Probability in formal and non-formal situations

27 May 2023

Under what circumstances is it appropriate to think in terms of probabilities? I’m writing this in response to Vaughn Tan’s “How to think more clearly about risk” and the following Interintellect discussion. Broadly speaking, I’m making an argument against the idea that there are situations of uncertainty in which one shouldn’t think probabilistically.

As I understand it, Tan is drawing a distinction between situations where there is “formal risk”, in which it is possible to calculate probabilities, and those which are not formally risky and in which we can’t calculate probabilities. Tan doesn’t mention him, but it seems to me that he is drawing heavily on Frank Knight’s work. Knight made the distinction between risk and uncertainty: risk being that which is susceptible to measurement, and uncertainty being that which is unmeasurable. Knight’s point is that where the probabilities are measurable you can construct systems such as insurance that bundle up like cases so as to make the bad outcomes manageable. If the possibility of a bad outcome is unmeasurable then you can’t bundle in this way.

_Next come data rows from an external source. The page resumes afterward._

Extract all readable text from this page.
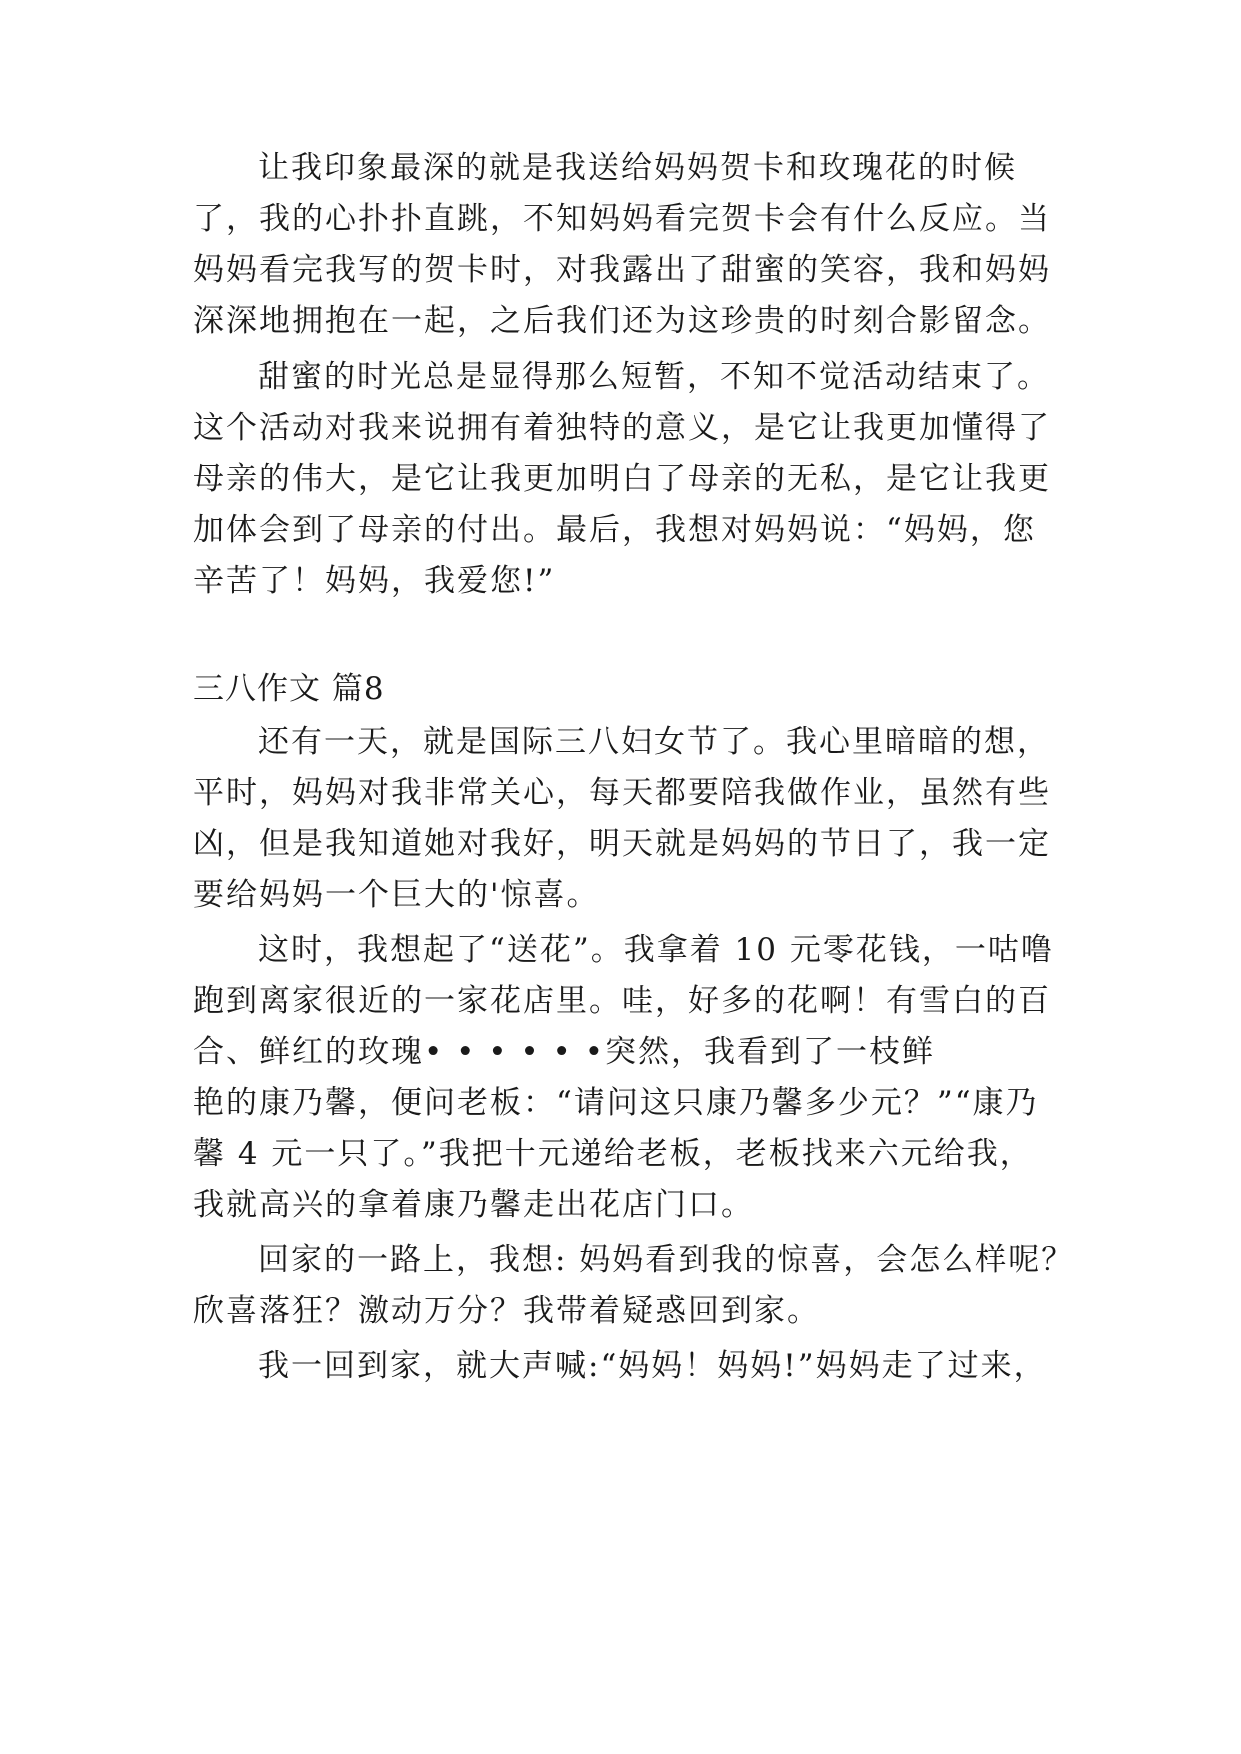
让我印象最深的就是我送给妈妈贺卡和玫瑰花的时候
了，我的心扑扑直跳，不知妈妈看完贺卡会有什么反应。当
妈妈看完我写的贺卡时，对我露出了甜蜜的笑容，我和妈妈
深深地拥抱在一起，之后我们还为这珍贵的时刻合影留念。
甜蜜的时光总是显得那么短暂，不知不觉活动结束了。
这个活动对我来说拥有着独特的意义，是它让我更加懂得了
母亲的伟大，是它让我更加明白了母亲的无私，是它让我更
加体会到了母亲的付出。最后，我想对妈妈说：“妈妈，您
辛苦了！妈妈，我爱您!”
三八作文 篇8
还有一天，就是国际三八妇女节了。我心里暗暗的想，
平时，妈妈对我非常关心，每天都要陪我做作业，虽然有些
凶，但是我知道她对我好，明天就是妈妈的节日了，我一定
要给妈妈一个巨大的'惊喜。
这时，我想起了“送花”。我拿着 10 元零花钱，一咕噜
跑到离家很近的一家花店里。哇，好多的花啊！有雪白的百
合、鲜红的玫瑰• • • • • •突然，我看到了一枝鲜
艳的康乃馨，便问老板：“请问这只康乃馨多少元？”“康乃
馨 4 元一只了。”我把十元递给老板，老板找来六元给我，
我就高兴的拿着康乃馨走出花店门口。
回家的一路上，我想: 妈妈看到我的惊喜，会怎么样呢？
欣喜落狂？激动万分？我带着疑惑回到家。
我一回到家，就大声喊:“妈妈！妈妈!”妈妈走了过来，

Tan’s argument is not just terminological though. More importantly, he thinks that the using the wrong terminology encourages us to use the wrong tools:

In other words, when we call a situation “risky,” we almost always decide on how to act on it with some form of implicitly or explicitly quantitative risk analysis (whether we call it risk modeling, conformal prediction, cost-benefit analysis, expected outcomes theory, expected value theory etc). Quantitative risk analysis is almost the only approach we teach people to use in thinking about and acting on futures that aren’t completely certain.

This is a trap because quantitative risk analysis as a decisionmaking mindset only works as expected when the decisionmaking situation is actually one of formal risk (as in Example 1). In all other situations of not-knowing, quantitative risk analysis involves made-up numbers, the comfort of false certainty, and the real possibility of bad outcomes.

My argument then is that it is legitimate and appropriate to use quantitative thinking – assigning probabilities, calculating expected value – in all of these non-formal situations. Furthermore, I claim that probabilities are not objectively right or wrong. Rather they are an indication of your own personal uncertainty about an event.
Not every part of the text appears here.